• Cancer

    Sharing Mayo Clinic: Diversity in bone marrow transplantation is gift of life for their mom

Family is everything to Felicia Curtis. The mom of five from Gainesville, Florida, knew she had to fight when she was diagnosed with non-Hodgkin's lymphoma in 2017, when she was 20 weeks pregnant with her youngest child.

Over the next several months, Felicia underwent several rounds of chemotherapy to fight the cancer. Her son was born healthy at 33 weeks. The future was bright.

But six months later, the cancer returned, and doctors said the outcome was grim.

Non-Hodgkin's lymphoma accounts for about four percent of all cancer diagnoses in the United States. According to the American Cancer Society, over 81,000 people are diagnosed annually with the disease and more than 20,000 will die from it.

Doctors in Gainesville recommended Felicia move her care to Mayo Clinic, which has an extensive bone marrow transplant program.

In August 2019, after meeting with Ernesto Ayala, M.D., a Mayo Clinic hematologist and oncologist who specializes in caring for patients with cancers like hers, Felicia underwent an autologous bone marrow transplant. The procedure uses healthy blood stem cells from a patient's own body to replace diseased or damaged bone marrow.

For a short time, Felicia thrived. But the cancer was relentless.

"But I believed I was meant to be here to raise my family," she adds, noting her confidence in her Mayo Clinic care team.

Felicia's body was weak from the cancer and the effects of the first transplant. But Dr. Ayala told Felicia he had a plan. He suggested a second transplant ― an allogeneic stem cell transplant that relies on healthy cells from a donor.

There was only one challenge: Felicia is African American, and diverse patients can face challenges finding a donor.

"The biggest challenge that we have to finding donors to proceed with bone marrow transplantation is ethnicity," says Dr. Ayala. "Only about 20% of all minority patients find a match."

Siblings and parents are sometimes matches. Otherwise, a match may be found in the national bone marrow donation registry. The problem is most people registered as donors are white.

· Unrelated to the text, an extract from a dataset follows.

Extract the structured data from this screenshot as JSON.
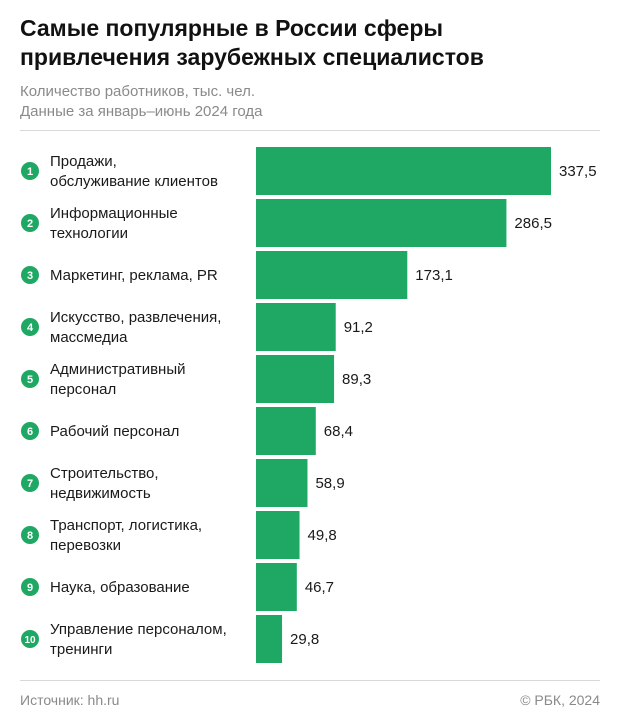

"The most important factor when we look for a donor is HLA matching. HLA stands for human leukocyte antigens, which essentially are just markers in the surface of the cells," says Dr. Ayala. But having the most optimal match means a better chance at success.

In Felicia's case, family members were screened first and then ruled out. A search of the national bone marrow registry revealed only partial matches.

Felicia began educating people and encouraging friends and others to be screened as bone marrow donors ― if not for her then to help someone else.

"There is a lack of knowledge and understanding about what it is to register and to be a donor, and how it can affect a lot of lives by you just doing one selfless act," shares Felicia.

She got a call in August 2020 that a match had been located. It was exactly one year from the day of her first transplant.

Although the donor remains anonymous, Felicia learned her cells came from a 23-year-old African American. "She's my angel," says Felicia. "Not only did she save my life but the lives of my family. I hope to meet her one day and for my family to meet her."

Today, Felicia celebrates life in remission. She is back at work and enjoys spending as much time with her children as possible. She is also working toward opening her own business to help minority women who need wigs.

"There are no wigs out there for minority cancer patients that are small enough to fit the head and look realistic. My vision is to make it more comfortable for them," she says.